Hi Nick,
This is from week 3:
On 30 Mar 2020, at 07:16, Nick Mathewson nickm@freehaven.net wrote:
There's a faster calculation and more efficient encoding for Weighted, because there's a common factor in each POS() calculation: (1 << 32) / total_weight
If we remove that factor, we end up with a much simpler algorithm, that's also more flexible:
Algorithm: Expanding a "Weighted" indexspec.
Each weighted indexspec also has a multiplier, which may vary
between indexspecs.
Let total_weight = SUM(indexspec.index_weights)

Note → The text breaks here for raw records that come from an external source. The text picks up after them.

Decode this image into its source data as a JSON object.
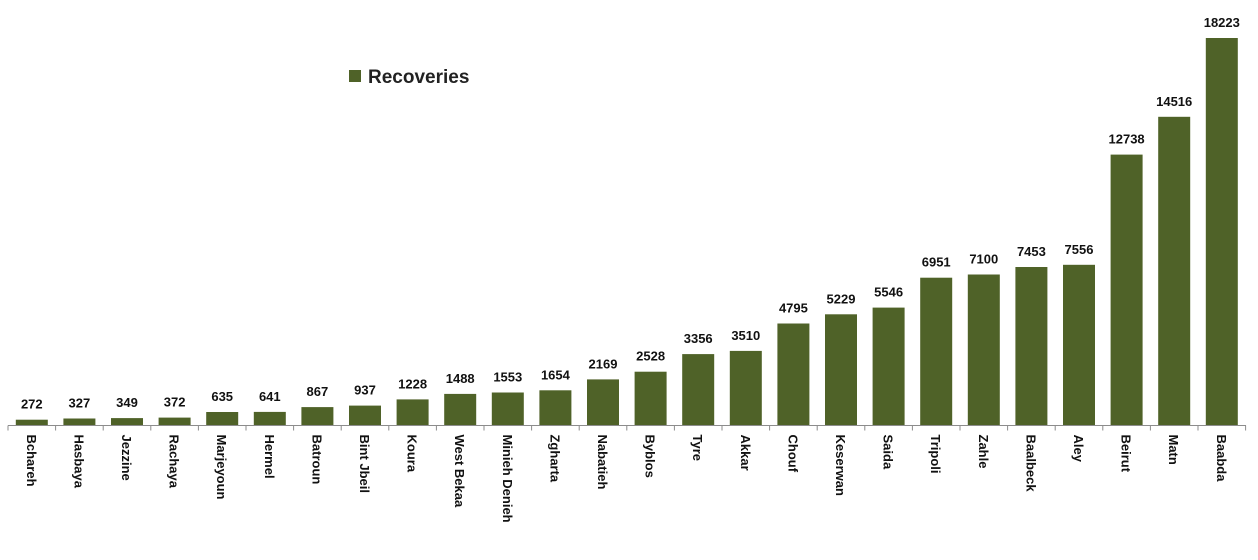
{
  "chart_data": {
    "type": "bar",
    "categories": [
      "Bchareh",
      "Hasbaya",
      "Jezzine",
      "Rachaya",
      "Marjeyoun",
      "Hermel",
      "Batroun",
      "Bint Jbeil",
      "Koura",
      "West Bekaa",
      "Minieh Denieh",
      "Zgharta",
      "Nabatieh",
      "Byblos",
      "Tyre",
      "Akkar",
      "Chouf",
      "Keserwan",
      "Saida",
      "Tripoli",
      "Zahle",
      "Baalbeck",
      "Aley",
      "Beirut",
      "Matn",
      "Baabda"
    ],
    "series": [
      {
        "name": "Recoveries",
        "values": [
          272,
          327,
          349,
          372,
          635,
          641,
          867,
          937,
          1228,
          1488,
          1553,
          1654,
          2169,
          2528,
          3356,
          3510,
          4795,
          5229,
          5546,
          6951,
          7100,
          7453,
          7556,
          12738,
          14516,
          18223
        ],
        "color": "#4f6228"
      }
    ],
    "ylim": [
      0,
      18223
    ],
    "grid": false,
    "legend_placement": "top-center",
    "data_labels": true
  }
}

Verify total_weight * multiplier <= UINT64_MAX.
Let total_so_far = 0.
Let result_idx = {} (an empty mapping).
Define POS(b) = b * multiplier
For 0 <= i < LEN(indexspec.indexweights):
Let w = indexspec.indexweights[i].
Let lo = POS(total_so_far).
Let total_so_far = total_so_far + w.
Let hi = POS(total_so_far) - 1.
Append (lo, hi) => i to result_idx.
Return result_idx.
I'm not so sure about this one -- see the note below about the total value.

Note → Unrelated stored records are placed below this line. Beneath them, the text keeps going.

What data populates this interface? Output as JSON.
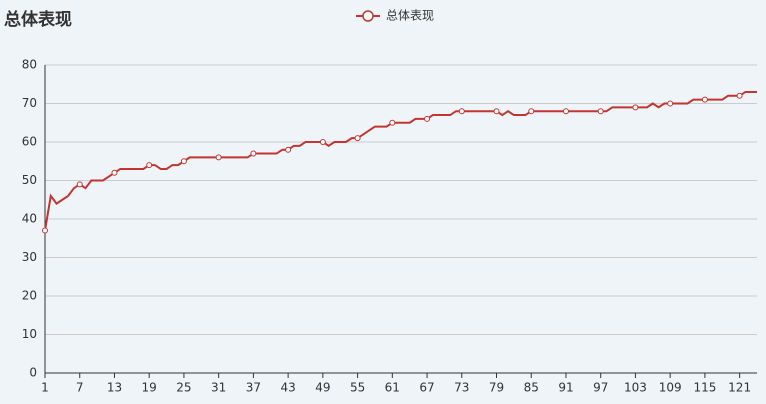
{
  "chart_data": {
    "type": "line",
    "title": "总体表现",
    "x": [
      1,
      2,
      3,
      4,
      5,
      6,
      7,
      8,
      9,
      10,
      11,
      12,
      13,
      14,
      15,
      16,
      17,
      18,
      19,
      20,
      21,
      22,
      23,
      24,
      25,
      26,
      27,
      28,
      29,
      30,
      31,
      32,
      33,
      34,
      35,
      36,
      37,
      38,
      39,
      40,
      41,
      42,
      43,
      44,
      45,
      46,
      47,
      48,
      49,
      50,
      51,
      52,
      53,
      54,
      55,
      56,
      57,
      58,
      59,
      60,
      61,
      62,
      63,
      64,
      65,
      66,
      67,
      68,
      69,
      70,
      71,
      72,
      73,
      74,
      75,
      76,
      77,
      78,
      79,
      80,
      81,
      82,
      83,
      84,
      85,
      86,
      87,
      88,
      89,
      90,
      91,
      92,
      93,
      94,
      95,
      96,
      97,
      98,
      99,
      100,
      101,
      102,
      103,
      104,
      105,
      106,
      107,
      108,
      109,
      110,
      111,
      112,
      113,
      114,
      115,
      116,
      117,
      118,
      119,
      120,
      121,
      122,
      123,
      124
    ],
    "series": [
      {
        "name": "总体表现",
        "color": "#c23531",
        "values": [
          37,
          46,
          44,
          45,
          46,
          48,
          49,
          48,
          50,
          50,
          50,
          51,
          52,
          53,
          53,
          53,
          53,
          53,
          54,
          54,
          53,
          53,
          54,
          54,
          55,
          56,
          56,
          56,
          56,
          56,
          56,
          56,
          56,
          56,
          56,
          56,
          57,
          57,
          57,
          57,
          57,
          58,
          58,
          59,
          59,
          60,
          60,
          60,
          60,
          59,
          60,
          60,
          60,
          61,
          61,
          62,
          63,
          64,
          64,
          64,
          65,
          65,
          65,
          65,
          66,
          66,
          66,
          67,
          67,
          67,
          67,
          68,
          68,
          68,
          68,
          68,
          68,
          68,
          68,
          67,
          68,
          67,
          67,
          67,
          68,
          68,
          68,
          68,
          68,
          68,
          68,
          68,
          68,
          68,
          68,
          68,
          68,
          68,
          69,
          69,
          69,
          69,
          69,
          69,
          69,
          70,
          69,
          70,
          70,
          70,
          70,
          70,
          71,
          71,
          71,
          71,
          71,
          71,
          72,
          72,
          72,
          73,
          73,
          73
        ]
      }
    ],
    "xlim": [
      1,
      124
    ],
    "xticks": [
      1,
      7,
      13,
      19,
      25,
      31,
      37,
      43,
      49,
      55,
      61,
      67,
      73,
      79,
      85,
      91,
      97,
      103,
      109,
      115,
      121
    ],
    "ylim": [
      0,
      80
    ],
    "yticks": [
      0,
      10,
      20,
      30,
      40,
      50,
      60,
      70,
      80
    ],
    "grid": true
  }
}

If multiplier is large, then the weights can be quite small.
(Small weights sacrifice some accuracy.) And if the multiplier
is 1, you effectively have a "Raw" index.
If you make those changes, you should be able to use a similar process to expand all the different index types. (After multiplying, truncating, or hashing, you either end up with a delta, or an absolute position. You can turn deltas into absolute positions, and then feed them all into the same base algorithm.)

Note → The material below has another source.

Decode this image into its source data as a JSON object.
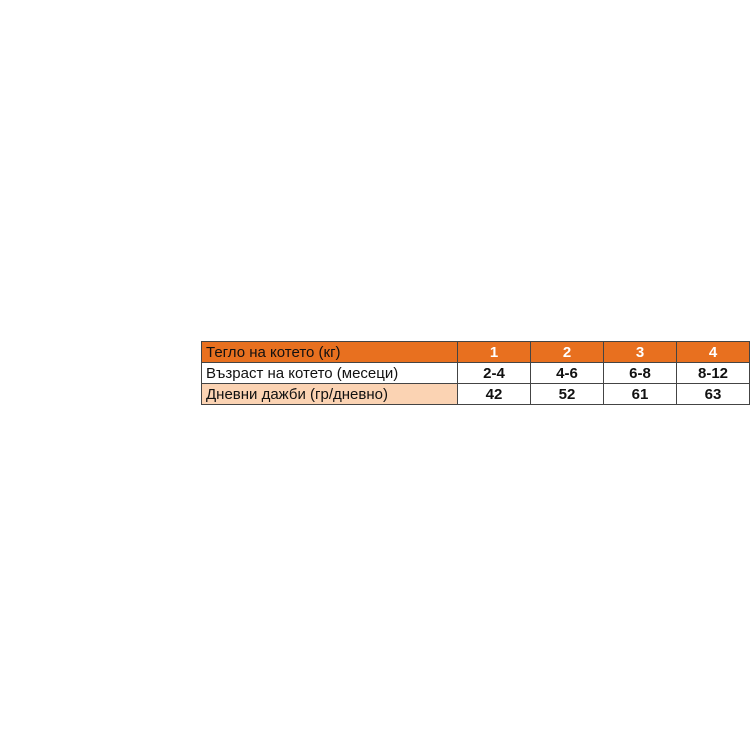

There are also a few things I think might be bugs:
Was there meant to be a constraint that the Weighted total is UINT64_MAX? Or close to UINT64_MAX?
The actual intention is that it has to be " = UINT32_MAX", not" <= UINT32_MAX". Remember that the the client picks its next relay by specifying a random index value in range 0..UINT32_MAX, and it expects that the relay to that it is extending to _will_ have a snip that covers that range.
The fixed parameters don't make much sense otherwise.
Hmm, ok, then if we use multiplication, there are going to be some issues with the cumulative error from truncating the original division.
The error won't be too big, on average, it's N/2, worst case, it's N. (Where N is the number of indexes.) That's a tiny amount for large weights, but a huge amount for small weights. (Assuming that we continue to vote for relays with weights 1-100.)
But divisions also have some cumulative error.
Once you've revised these sections, let's review?
Only doing one division on the authorities is very appealing.
T